Striving For Mediocrity

Ramblings of a thirtysomething sometimes bitter single girl living in Southern California with her gay cat and crazy neighbors. Doing her damnedest to find one good man that won't drive her completely nuts.

Tuesday, July 12, 2005

It's raining men.


Did you know that when you lose a lot of weight, even your feet get smaller? Because I didn't.

I noticed a while ago that my shoes felt looser, and in the last few weeks, I think I've gone down almost a whole size. Being the cheap motherfucker that I am, I haven't bought any new shoes.

Today, walking down the hall at work, my shoe flew right off my foot (and because I walk really quickly, it went pretty fast and far), and right into Mr. Big Shot's office (which is at the end of the hall). At first I laughed, but then I got scared, and just kind of froze in the hallway. He was on the phone, and I could hear him talking, and as soon as he saw the shoe fly in, he stopped talking and just yelled out, "What the hell?!? What the hell is this shit?!"

I walked in, laughing nervously, and apologized profusely. At first, he didn't see the humor in the situation. In fact, I probably would have pissed myself if he would have started yelling at me (he's small, but oh, so loud and Napoleonic). But after I explained, he laughed and was cool about it. He must have thought it was funny enough to pass along, because when Trophy Wife called in for the 593428th time today, she laughed and said he had told her about it.


I want to shoot whatever asshole came up with annoying dancing old bald guy ad campaign for Magic Mountain.

Those commercials make me want to gauge my eyes and ears out.

Someone, please.
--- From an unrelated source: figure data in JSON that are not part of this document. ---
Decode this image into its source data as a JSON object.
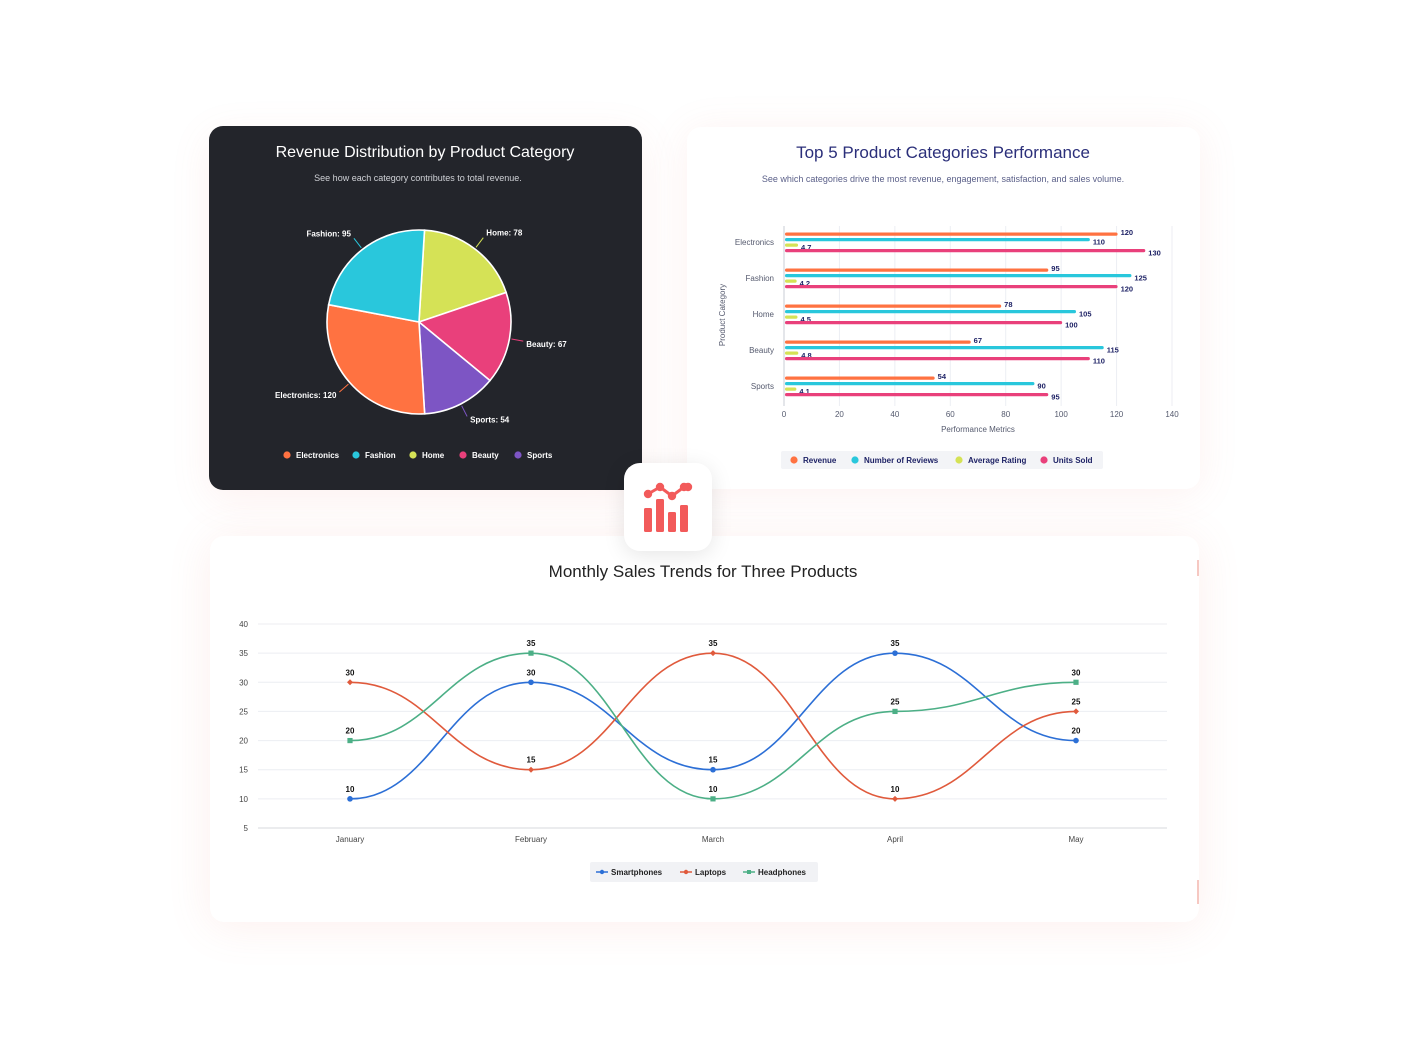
{
  "charts": {
    "pie": {
      "title": "Revenue Distribution by Product Category",
      "subtitle": "See how each category contributes to total revenue."
    },
    "bar": {
      "title": "Top 5 Product Categories Performance",
      "subtitle": "See which categories drive the most revenue, engagement, satisfaction, and sales volume."
    },
    "line": {
      "title": "Monthly Sales Trends for Three Products"
    }
  },
  "colors": {
    "pie_bg": "#23252b",
    "electronics": "#ff7241",
    "fashion": "#29c7dc",
    "home": "#d5e256",
    "beauty": "#e9407b",
    "sports": "#7d55c4",
    "smartphones": "#2c6fd6",
    "laptops": "#e05a3c",
    "headphones": "#4caf86",
    "badge": "#f25a5a"
  },
  "badge_icon": "bar-chart-trend-icon",
  "chart_data": [
    {
      "type": "pie",
      "title": "Revenue Distribution by Product Category",
      "subtitle": "See how each category contributes to total revenue.",
      "slices": [
        {
          "label": "Electronics",
          "value": 120,
          "color": "#ff7241"
        },
        {
          "label": "Fashion",
          "value": 95,
          "color": "#29c7dc"
        },
        {
          "label": "Home",
          "value": 78,
          "color": "#d5e256"
        },
        {
          "label": "Beauty",
          "value": 67,
          "color": "#e9407b"
        },
        {
          "label": "Sports",
          "value": 54,
          "color": "#7d55c4"
        }
      ],
      "legend_position": "bottom"
    },
    {
      "type": "bar",
      "orientation": "horizontal",
      "title": "Top 5 Product Categories Performance",
      "subtitle": "See which categories drive the most revenue, engagement, satisfaction, and sales volume.",
      "categories": [
        "Electronics",
        "Fashion",
        "Home",
        "Beauty",
        "Sports"
      ],
      "series": [
        {
          "name": "Revenue",
          "color": "#ff7241",
          "values": [
            120,
            95,
            78,
            67,
            54
          ]
        },
        {
          "name": "Number of Reviews",
          "color": "#29c7dc",
          "values": [
            110,
            125,
            105,
            115,
            90
          ]
        },
        {
          "name": "Average Rating",
          "color": "#d5e256",
          "values": [
            4.7,
            4.2,
            4.5,
            4.8,
            4.1
          ]
        },
        {
          "name": "Units Sold",
          "color": "#e9407b",
          "values": [
            130,
            120,
            100,
            110,
            95
          ]
        }
      ],
      "xlabel": "Performance Metrics",
      "ylabel": "Product Category",
      "xlim": [
        0,
        140
      ],
      "xticks": [
        0,
        20,
        40,
        60,
        80,
        100,
        120,
        140
      ],
      "legend_position": "bottom"
    },
    {
      "type": "line",
      "title": "Monthly Sales Trends for Three Products",
      "categories": [
        "January",
        "February",
        "March",
        "April",
        "May"
      ],
      "series": [
        {
          "name": "Smartphones",
          "color": "#2c6fd6",
          "marker": "circle",
          "values": [
            10,
            30,
            15,
            35,
            20
          ]
        },
        {
          "name": "Laptops",
          "color": "#e05a3c",
          "marker": "diamond",
          "values": [
            30,
            15,
            35,
            10,
            25
          ]
        },
        {
          "name": "Headphones",
          "color": "#4caf86",
          "marker": "square",
          "values": [
            20,
            35,
            10,
            25,
            30
          ]
        }
      ],
      "ylim": [
        5,
        40
      ],
      "yticks": [
        5,
        10,
        15,
        20,
        25,
        30,
        35,
        40
      ],
      "grid": true,
      "smooth": true,
      "legend_position": "bottom"
    }
  ]
}
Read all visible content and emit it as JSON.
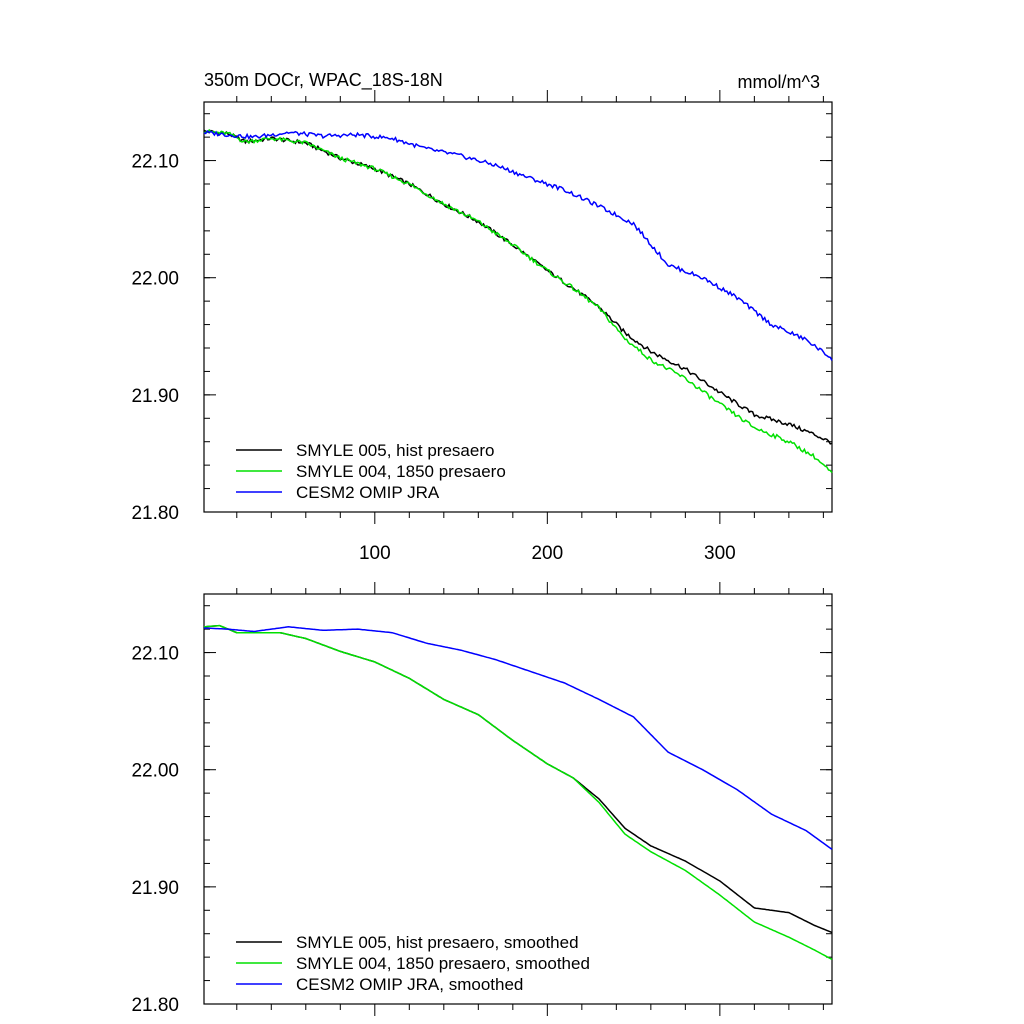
{
  "chart_data": [
    {
      "type": "line",
      "title": "350m DOCr, WPAC_18S-18N",
      "units": "mmol/m^3",
      "xlim": [
        1,
        365
      ],
      "ylim": [
        21.8,
        22.15
      ],
      "x_tick_labels": [
        "100",
        "200",
        "300"
      ],
      "y_tick_labels": [
        "21.80",
        "21.90",
        "22.00",
        "22.10"
      ],
      "legend_position": "bottom-left",
      "series": [
        {
          "name": "SMYLE 005, hist presaero",
          "color": "#000000",
          "x": [
            1,
            15,
            25,
            40,
            60,
            80,
            100,
            120,
            140,
            160,
            180,
            200,
            215,
            230,
            245,
            260,
            280,
            300,
            320,
            340,
            355,
            365
          ],
          "values": [
            22.125,
            22.123,
            22.116,
            22.119,
            22.115,
            22.102,
            22.093,
            22.08,
            22.063,
            22.048,
            22.028,
            22.006,
            21.991,
            21.975,
            21.953,
            21.937,
            21.922,
            21.902,
            21.883,
            21.875,
            21.866,
            21.859
          ]
        },
        {
          "name": "SMYLE 004, 1850 presaero",
          "color": "#00e000",
          "x": [
            1,
            15,
            25,
            40,
            60,
            80,
            100,
            120,
            140,
            160,
            180,
            200,
            215,
            230,
            245,
            260,
            280,
            300,
            320,
            340,
            355,
            365
          ],
          "values": [
            22.125,
            22.123,
            22.116,
            22.119,
            22.115,
            22.102,
            22.093,
            22.08,
            22.063,
            22.048,
            22.028,
            22.006,
            21.991,
            21.974,
            21.948,
            21.93,
            21.914,
            21.892,
            21.872,
            21.86,
            21.847,
            21.833
          ]
        },
        {
          "name": "CESM2 OMIP JRA",
          "color": "#0000ff",
          "x": [
            1,
            15,
            30,
            50,
            70,
            90,
            110,
            130,
            150,
            170,
            190,
            210,
            230,
            250,
            270,
            290,
            310,
            330,
            350,
            365
          ],
          "values": [
            22.124,
            22.122,
            22.12,
            22.124,
            22.121,
            22.122,
            22.119,
            22.11,
            22.104,
            22.096,
            22.085,
            22.075,
            22.061,
            22.046,
            22.011,
            22.0,
            21.983,
            21.96,
            21.947,
            21.931
          ]
        }
      ]
    },
    {
      "type": "line",
      "xlim": [
        1,
        365
      ],
      "ylim": [
        21.8,
        22.15
      ],
      "x_tick_labels": [],
      "y_tick_labels": [
        "21.80",
        "21.90",
        "22.00",
        "22.10"
      ],
      "legend_position": "bottom-left",
      "series": [
        {
          "name": "SMYLE 005, hist presaero, smoothed",
          "color": "#000000",
          "x": [
            1,
            10,
            20,
            30,
            45,
            60,
            80,
            100,
            120,
            140,
            160,
            180,
            200,
            215,
            230,
            245,
            260,
            280,
            300,
            320,
            340,
            355,
            365
          ],
          "values": [
            22.122,
            22.123,
            22.117,
            22.117,
            22.117,
            22.112,
            22.101,
            22.092,
            22.078,
            22.06,
            22.047,
            22.025,
            22.005,
            21.993,
            21.975,
            21.95,
            21.935,
            21.922,
            21.905,
            21.882,
            21.878,
            21.867,
            21.861
          ]
        },
        {
          "name": "SMYLE 004, 1850 presaero, smoothed",
          "color": "#00e000",
          "x": [
            1,
            10,
            20,
            30,
            45,
            60,
            80,
            100,
            120,
            140,
            160,
            180,
            200,
            215,
            230,
            245,
            260,
            280,
            300,
            320,
            340,
            355,
            365
          ],
          "values": [
            22.122,
            22.123,
            22.117,
            22.117,
            22.117,
            22.112,
            22.101,
            22.092,
            22.078,
            22.06,
            22.047,
            22.025,
            22.005,
            21.993,
            21.972,
            21.945,
            21.93,
            21.914,
            21.893,
            21.87,
            21.857,
            21.846,
            21.838
          ]
        },
        {
          "name": "CESM2 OMIP JRA, smoothed",
          "color": "#0000ff",
          "x": [
            1,
            15,
            30,
            50,
            70,
            90,
            110,
            130,
            150,
            170,
            190,
            210,
            230,
            250,
            270,
            290,
            310,
            330,
            350,
            365
          ],
          "values": [
            22.121,
            22.12,
            22.118,
            22.122,
            22.119,
            22.12,
            22.117,
            22.108,
            22.102,
            22.094,
            22.084,
            22.074,
            22.06,
            22.045,
            22.015,
            22.0,
            21.983,
            21.962,
            21.948,
            21.932
          ]
        }
      ]
    }
  ]
}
STOP THE MADNESS.


I was reading in one of my trashy Hollywood magazines (you know, the REAL newspapers) this article where Tawny Kitaen and her 12 year-old daughter Wynter (she also has a daughter named Raine. Come on. Why the fuck can't stars [if you can call Tawny Kitaen a star] name their kids normal names? On the grand scale of celeb names, Wynter's not so bad, but still.) were commenting on young actresses and their bodies (and people wonder why they are all walking eating disorders). There was a picture of some girls I can't remember, and then a picture of Lindsay "someone please give me a Double Double with cheese" Lohan, and Kitaen said "this is definitely the best she's EVER looked."

Ugh. That comment totally disgusted me. As long as stupid people keep telling these dopey actresses that seeing every bone in your body is hot, they're going to keep starving themselves. And all those little girls that run out to her crappy movies like little gum-chewing robots are going to do the same thing, so they can look just like her.

PS - Lindsay, the blonde hair looks like shit. I'm just saying.

Do you know women's clothes actually come in 00 now? That's DOUBLE ZERO. How can you double nothing?

I think I am more disgusted that someone that looks like this is commenting on how others look.


One of my favorite co-workers, Fajita, had a little baby girl early this morning (ok, he didn't actually have her, his girlfriend did. But you know what I mean). They named her Ella, and given my propensity to hate everyone that gives their babies the trendy name o' the week, it was hard to bite my tongue when he first told me on the phone. But I really like him, so I won't hold it against him.

At least it wasn't fucking Lola.


So, theotherchad said in his last entry that he was looking for a new band name. I helpfully suggested "It's Raining Men," because that is an awesomely manly and macho sounding band name.

Strangely enough, I don't think he's going to use it.

What.Ever.Chad.

How about The Hanging Chads? The Dangling Participles? Cow Puke? Come on, these are gold, I tell you. GOLD.